# UML zur Bewertung



## seejay (7. Dez 2007)

Hallo,
ich habe jetzt folgendes UML Diagramm erstellt. Könnt ihr mir sagen ob folgendes Diagramm richtig ist. Getter und Setter sind nicht mit eingebaut und bei der Klasse hashMap sind die Bezeichner userTermine<user,termine> und userGruppen<user,gruppen>






Es geht darum, dass ich eine Terminverwaltung, die im moment noch online besteht und einzeln für die Bereiche zusammen zu einem Java Programm machen will. Zum Beispiel eine Gruppe mit meinen Fußballern (gesamt) dann eine nur für den Vorstand.. und aber auch für Pokerfreunde etc..

Vielen Dank und Gruß
seejay


----------



## maki (7. Dez 2007)

Aus Interesse:
Hast du einen Zustandsautomaten für deine Gruppen-Status?

Allgemein Dinge wären, dass man weniger Aggregation und mehr Komposition benutzt, letzteres hat Semantik  natürlich nur falls möglich.
Auch sollten Klassen immer Großgeschreiben werden, siehe die Java Code Conventions.

Ich nehme an, Das *M*ainUser etwas anderes ist als User und nicht nur mehr Rechte hat, sonst kann ich mir die Vererbung nicht erklären.


----------



## seejay (7. Dez 2007)

maki hat gesagt.:
			
		

> Aus Interesse:
> Hast du einen Zustandsautomaten für deine Gruppen-Status?



Ne bisher noch nicht, wollte erstmal schauen ob so alles ok ist.


			
				maki hat gesagt.:
			
		

> Allgemein Dinge wären, dass man weniger Aggregation und mehr Komposition benutzt, letzteres hat Semantik  natürlich nur falls möglich.
> Auch sollten Klassen immer Großgeschreiben werden, siehe die Java Code Conventions.
> 
> Ich nehme an, Das *M*ainUser etwas anderes ist als User und nicht nur mehr Rechte hat, sonst kann ich mir die Vererbung nicht erklären.

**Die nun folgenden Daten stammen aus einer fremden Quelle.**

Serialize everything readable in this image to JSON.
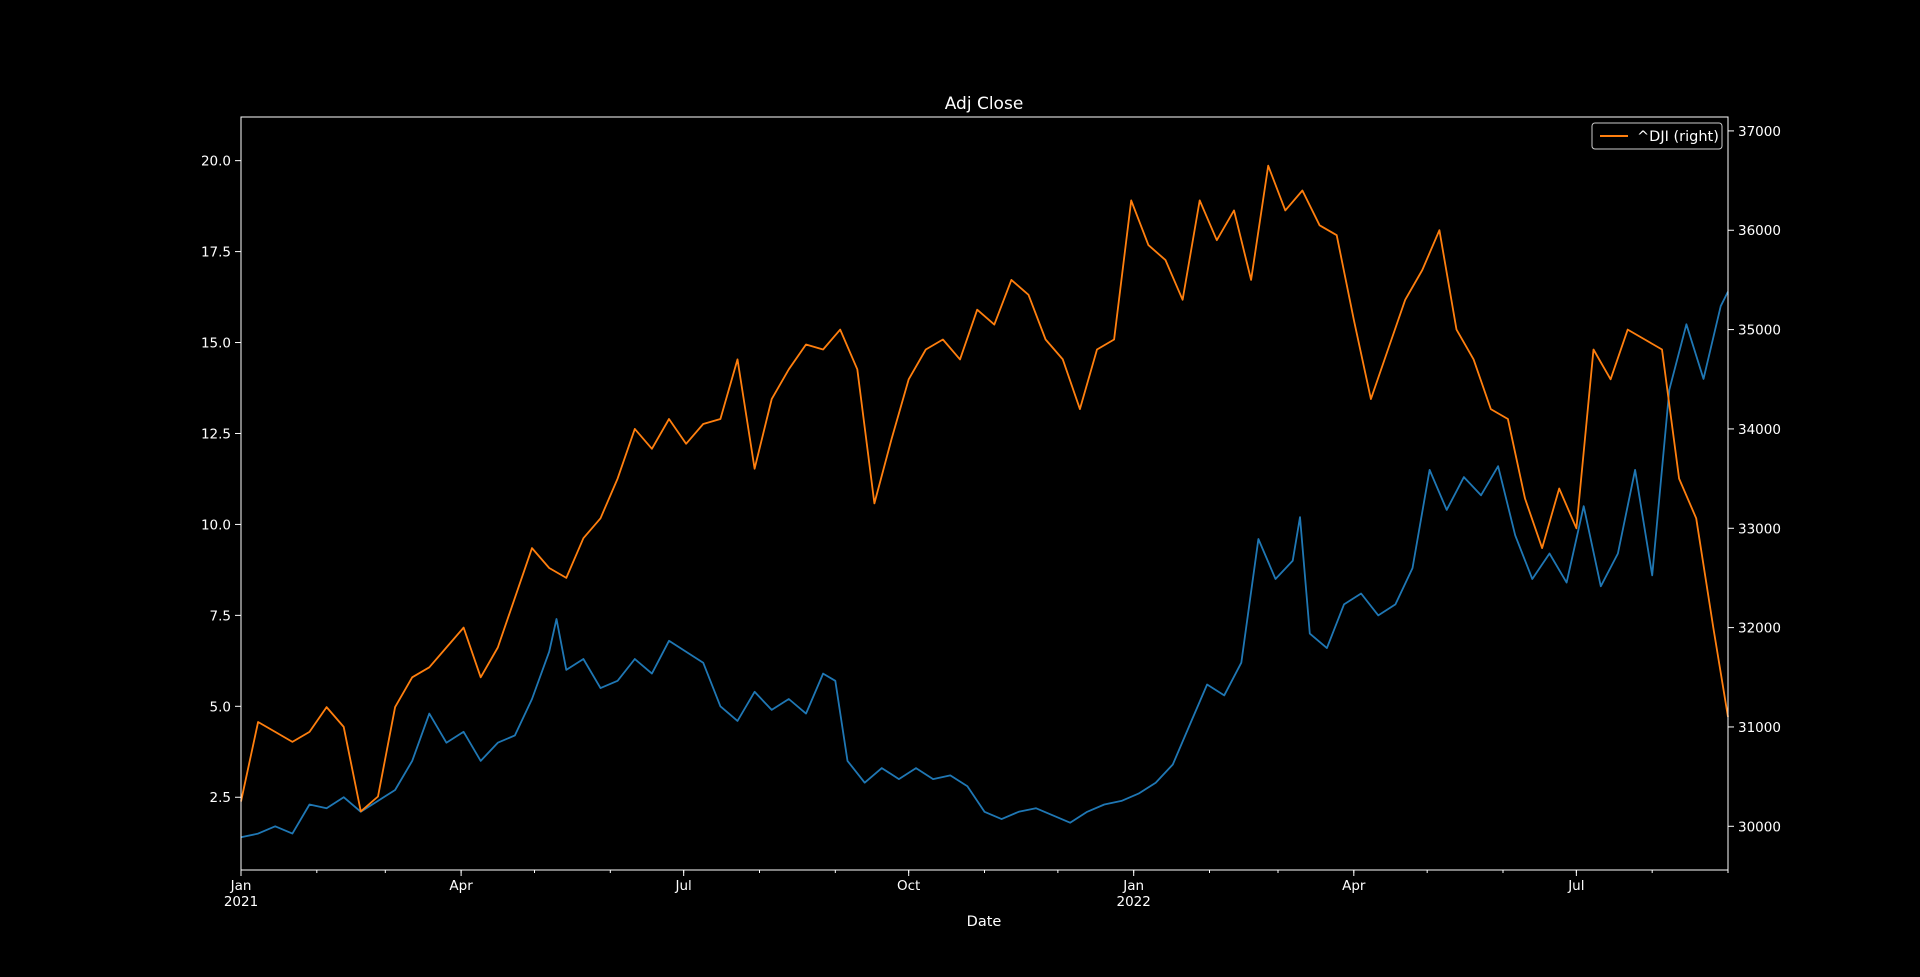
{
  "chart_data": {
    "type": "line",
    "title": "Adj Close",
    "xlabel": "Date",
    "x_range": [
      "2021-01-01",
      "2022-09-01"
    ],
    "x_ticks": [
      {
        "date": "2021-01-01",
        "label": "Jan",
        "sublabel": "2021"
      },
      {
        "date": "2021-04-01",
        "label": "Apr",
        "sublabel": ""
      },
      {
        "date": "2021-07-01",
        "label": "Jul",
        "sublabel": ""
      },
      {
        "date": "2021-10-01",
        "label": "Oct",
        "sublabel": ""
      },
      {
        "date": "2022-01-01",
        "label": "Jan",
        "sublabel": "2022"
      },
      {
        "date": "2022-04-01",
        "label": "Apr",
        "sublabel": ""
      },
      {
        "date": "2022-07-01",
        "label": "Jul",
        "sublabel": ""
      }
    ],
    "left_axis": {
      "ylim": [
        0.5,
        21.2
      ],
      "ticks": [
        2.5,
        5.0,
        7.5,
        10.0,
        12.5,
        15.0,
        17.5,
        20.0
      ],
      "tick_labels": [
        "2.5",
        "5.0",
        "7.5",
        "10.0",
        "12.5",
        "15.0",
        "17.5",
        "20.0"
      ]
    },
    "right_axis": {
      "ylim": [
        29560,
        37140
      ],
      "ticks": [
        30000,
        31000,
        32000,
        33000,
        34000,
        35000,
        36000,
        37000
      ],
      "tick_labels": [
        "30000",
        "31000",
        "32000",
        "33000",
        "34000",
        "35000",
        "36000",
        "37000"
      ]
    },
    "grid": false,
    "legend": {
      "placement": "top-right"
    },
    "series": [
      {
        "axis": "left",
        "color": "#1f77b4",
        "points": [
          [
            "2021-01-01",
            1.4
          ],
          [
            "2021-01-08",
            1.5
          ],
          [
            "2021-01-15",
            1.7
          ],
          [
            "2021-01-22",
            1.5
          ],
          [
            "2021-01-29",
            2.3
          ],
          [
            "2021-02-05",
            2.2
          ],
          [
            "2021-02-12",
            2.5
          ],
          [
            "2021-02-19",
            2.1
          ],
          [
            "2021-02-26",
            2.4
          ],
          [
            "2021-03-05",
            2.7
          ],
          [
            "2021-03-12",
            3.5
          ],
          [
            "2021-03-19",
            4.8
          ],
          [
            "2021-03-26",
            4.0
          ],
          [
            "2021-04-02",
            4.3
          ],
          [
            "2021-04-09",
            3.5
          ],
          [
            "2021-04-16",
            4.0
          ],
          [
            "2021-04-23",
            4.2
          ],
          [
            "2021-04-30",
            5.2
          ],
          [
            "2021-05-07",
            6.5
          ],
          [
            "2021-05-10",
            7.4
          ],
          [
            "2021-05-14",
            6.0
          ],
          [
            "2021-05-21",
            6.3
          ],
          [
            "2021-05-28",
            5.5
          ],
          [
            "2021-06-04",
            5.7
          ],
          [
            "2021-06-11",
            6.3
          ],
          [
            "2021-06-18",
            5.9
          ],
          [
            "2021-06-25",
            6.8
          ],
          [
            "2021-07-02",
            6.5
          ],
          [
            "2021-07-09",
            6.2
          ],
          [
            "2021-07-16",
            5.0
          ],
          [
            "2021-07-23",
            4.6
          ],
          [
            "2021-07-30",
            5.4
          ],
          [
            "2021-08-06",
            4.9
          ],
          [
            "2021-08-13",
            5.2
          ],
          [
            "2021-08-20",
            4.8
          ],
          [
            "2021-08-27",
            5.9
          ],
          [
            "2021-09-01",
            5.7
          ],
          [
            "2021-09-06",
            3.5
          ],
          [
            "2021-09-13",
            2.9
          ],
          [
            "2021-09-20",
            3.3
          ],
          [
            "2021-09-27",
            3.0
          ],
          [
            "2021-10-04",
            3.3
          ],
          [
            "2021-10-11",
            3.0
          ],
          [
            "2021-10-18",
            3.1
          ],
          [
            "2021-10-25",
            2.8
          ],
          [
            "2021-11-01",
            2.1
          ],
          [
            "2021-11-08",
            1.9
          ],
          [
            "2021-11-15",
            2.1
          ],
          [
            "2021-11-22",
            2.2
          ],
          [
            "2021-11-29",
            2.0
          ],
          [
            "2021-12-06",
            1.8
          ],
          [
            "2021-12-13",
            2.1
          ],
          [
            "2021-12-20",
            2.3
          ],
          [
            "2021-12-27",
            2.4
          ],
          [
            "2022-01-03",
            2.6
          ],
          [
            "2022-01-10",
            2.9
          ],
          [
            "2022-01-17",
            3.4
          ],
          [
            "2022-01-24",
            4.5
          ],
          [
            "2022-01-31",
            5.6
          ],
          [
            "2022-02-07",
            5.3
          ],
          [
            "2022-02-14",
            6.2
          ],
          [
            "2022-02-21",
            9.6
          ],
          [
            "2022-02-28",
            8.5
          ],
          [
            "2022-03-07",
            9.0
          ],
          [
            "2022-03-10",
            10.2
          ],
          [
            "2022-03-14",
            7.0
          ],
          [
            "2022-03-21",
            6.6
          ],
          [
            "2022-03-28",
            7.8
          ],
          [
            "2022-04-04",
            8.1
          ],
          [
            "2022-04-11",
            7.5
          ],
          [
            "2022-04-18",
            7.8
          ],
          [
            "2022-04-25",
            8.8
          ],
          [
            "2022-05-02",
            11.5
          ],
          [
            "2022-05-09",
            10.4
          ],
          [
            "2022-05-16",
            11.3
          ],
          [
            "2022-05-23",
            10.8
          ],
          [
            "2022-05-30",
            11.6
          ],
          [
            "2022-06-06",
            9.7
          ],
          [
            "2022-06-13",
            8.5
          ],
          [
            "2022-06-20",
            9.2
          ],
          [
            "2022-06-27",
            8.4
          ],
          [
            "2022-07-04",
            10.5
          ],
          [
            "2022-07-11",
            8.3
          ],
          [
            "2022-07-18",
            9.2
          ],
          [
            "2022-07-25",
            11.5
          ],
          [
            "2022-08-01",
            8.6
          ],
          [
            "2022-08-08",
            13.7
          ],
          [
            "2022-08-15",
            15.5
          ],
          [
            "2022-08-22",
            14.0
          ],
          [
            "2022-08-29",
            16.0
          ],
          [
            "2022-09-01",
            16.4
          ]
        ]
      },
      {
        "axis": "right",
        "name": "^DJI (right)",
        "color": "#ff7f0e",
        "points": [
          [
            "2021-01-01",
            30250
          ],
          [
            "2021-01-08",
            31050
          ],
          [
            "2021-01-15",
            30950
          ],
          [
            "2021-01-22",
            30850
          ],
          [
            "2021-01-29",
            30950
          ],
          [
            "2021-02-05",
            31200
          ],
          [
            "2021-02-12",
            31000
          ],
          [
            "2021-02-19",
            30150
          ],
          [
            "2021-02-26",
            30300
          ],
          [
            "2021-03-05",
            31200
          ],
          [
            "2021-03-12",
            31500
          ],
          [
            "2021-03-19",
            31600
          ],
          [
            "2021-03-26",
            31800
          ],
          [
            "2021-04-02",
            32000
          ],
          [
            "2021-04-09",
            31500
          ],
          [
            "2021-04-16",
            31800
          ],
          [
            "2021-04-23",
            32300
          ],
          [
            "2021-04-30",
            32800
          ],
          [
            "2021-05-07",
            32600
          ],
          [
            "2021-05-14",
            32500
          ],
          [
            "2021-05-21",
            32900
          ],
          [
            "2021-05-28",
            33100
          ],
          [
            "2021-06-04",
            33500
          ],
          [
            "2021-06-11",
            34000
          ],
          [
            "2021-06-18",
            33800
          ],
          [
            "2021-06-25",
            34100
          ],
          [
            "2021-07-02",
            33850
          ],
          [
            "2021-07-09",
            34050
          ],
          [
            "2021-07-16",
            34100
          ],
          [
            "2021-07-23",
            34700
          ],
          [
            "2021-07-30",
            33600
          ],
          [
            "2021-08-06",
            34300
          ],
          [
            "2021-08-13",
            34600
          ],
          [
            "2021-08-20",
            34850
          ],
          [
            "2021-08-27",
            34800
          ],
          [
            "2021-09-03",
            35000
          ],
          [
            "2021-09-10",
            34600
          ],
          [
            "2021-09-17",
            33250
          ],
          [
            "2021-09-24",
            33900
          ],
          [
            "2021-10-01",
            34500
          ],
          [
            "2021-10-08",
            34800
          ],
          [
            "2021-10-15",
            34900
          ],
          [
            "2021-10-22",
            34700
          ],
          [
            "2021-10-29",
            35200
          ],
          [
            "2021-11-05",
            35050
          ],
          [
            "2021-11-12",
            35500
          ],
          [
            "2021-11-19",
            35350
          ],
          [
            "2021-11-26",
            34900
          ],
          [
            "2021-12-03",
            34700
          ],
          [
            "2021-12-10",
            34200
          ],
          [
            "2021-12-17",
            34800
          ],
          [
            "2021-12-24",
            34900
          ],
          [
            "2021-12-31",
            36300
          ],
          [
            "2022-01-07",
            35850
          ],
          [
            "2022-01-14",
            35700
          ],
          [
            "2022-01-21",
            35300
          ],
          [
            "2022-01-28",
            36300
          ],
          [
            "2022-02-04",
            35900
          ],
          [
            "2022-02-11",
            36200
          ],
          [
            "2022-02-18",
            35500
          ],
          [
            "2022-02-25",
            36650
          ],
          [
            "2022-03-04",
            36200
          ],
          [
            "2022-03-11",
            36400
          ],
          [
            "2022-03-18",
            36050
          ],
          [
            "2022-03-25",
            35950
          ],
          [
            "2022-04-01",
            35100
          ],
          [
            "2022-04-08",
            34300
          ],
          [
            "2022-04-15",
            34800
          ],
          [
            "2022-04-22",
            35300
          ],
          [
            "2022-04-29",
            35600
          ],
          [
            "2022-05-06",
            36000
          ],
          [
            "2022-05-13",
            35000
          ],
          [
            "2022-05-20",
            34700
          ],
          [
            "2022-05-27",
            34200
          ],
          [
            "2022-06-03",
            34100
          ],
          [
            "2022-06-10",
            33300
          ],
          [
            "2022-06-17",
            32800
          ],
          [
            "2022-06-24",
            33400
          ],
          [
            "2022-07-01",
            33000
          ],
          [
            "2022-07-08",
            34800
          ],
          [
            "2022-07-15",
            34500
          ],
          [
            "2022-07-22",
            35000
          ],
          [
            "2022-07-29",
            34900
          ],
          [
            "2022-08-05",
            34800
          ],
          [
            "2022-08-12",
            33500
          ],
          [
            "2022-08-19",
            33100
          ],
          [
            "2022-08-26",
            32000
          ],
          [
            "2022-09-01",
            31100
          ]
        ]
      }
    ]
  }
}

Ja hast Recht, des is noch nicht drin, gehört aber noch dazu, er ist der einzige User, der Daten an sich selbst ändern darf und falls er Administrator ist auch an anderen

@edit: Bild in Post1 abgeändert


----------



## maki (7. Dez 2007)

> er ist der einzige User, der Daten an sich selbst ändern darf und falls er Administrator ist auch an anderen


Sollte das nicht über die Rechte abgebildet werden anstatt über Vererbung?


----------



## der JoJo (7. Dez 2007)

Allgemeines:
Klasse immer groß (kam ja schon)
Klassennamen immer im Singular!

Spezielles
- bist du sicher, das zu einem Termin nur ein Kommentar kommen kann?

- bist du sicher, das eine Gruppe nur einen User haben kann?

- wenn UserGrpRecht und UserTrmRecht fast das selbe sind, warum leitest du sie dann nicht von der klasse Recht ab?


----------



## seejay (7. Dez 2007)

maki hat gesagt.:
			
		

> > er ist der einzige User, der Daten an sich selbst ändern darf und falls er Administrator ist auch an anderen
> 
> 
> Sollte das nicht über die Rechte abgebildet werden anstatt über Vererbung?



Also zweiter Teil wird über Rechte gemacht, erster Teil über instanceof



			
				der JoJo hat gesagt.:
			
		

> Allgemeines:
> Klasse immer groß (kam ja schon)
> Klassennamen immer im Singular!
> 
> ...



also zu speziell
1: nein sollte es nicht
2: nein auch nicht 
3: stimmt war ne gute Idee, kam mir überhaupt gar nicht

Sollte jetzt alles richtig/ normkonform sein oder?

@edit: neues Update in Post 1

@edit2: Sollten die Kompositionen bei User und Recht, User und UserGrpRecht und User und UserTrmRecht weg oder dran bleiben?


----------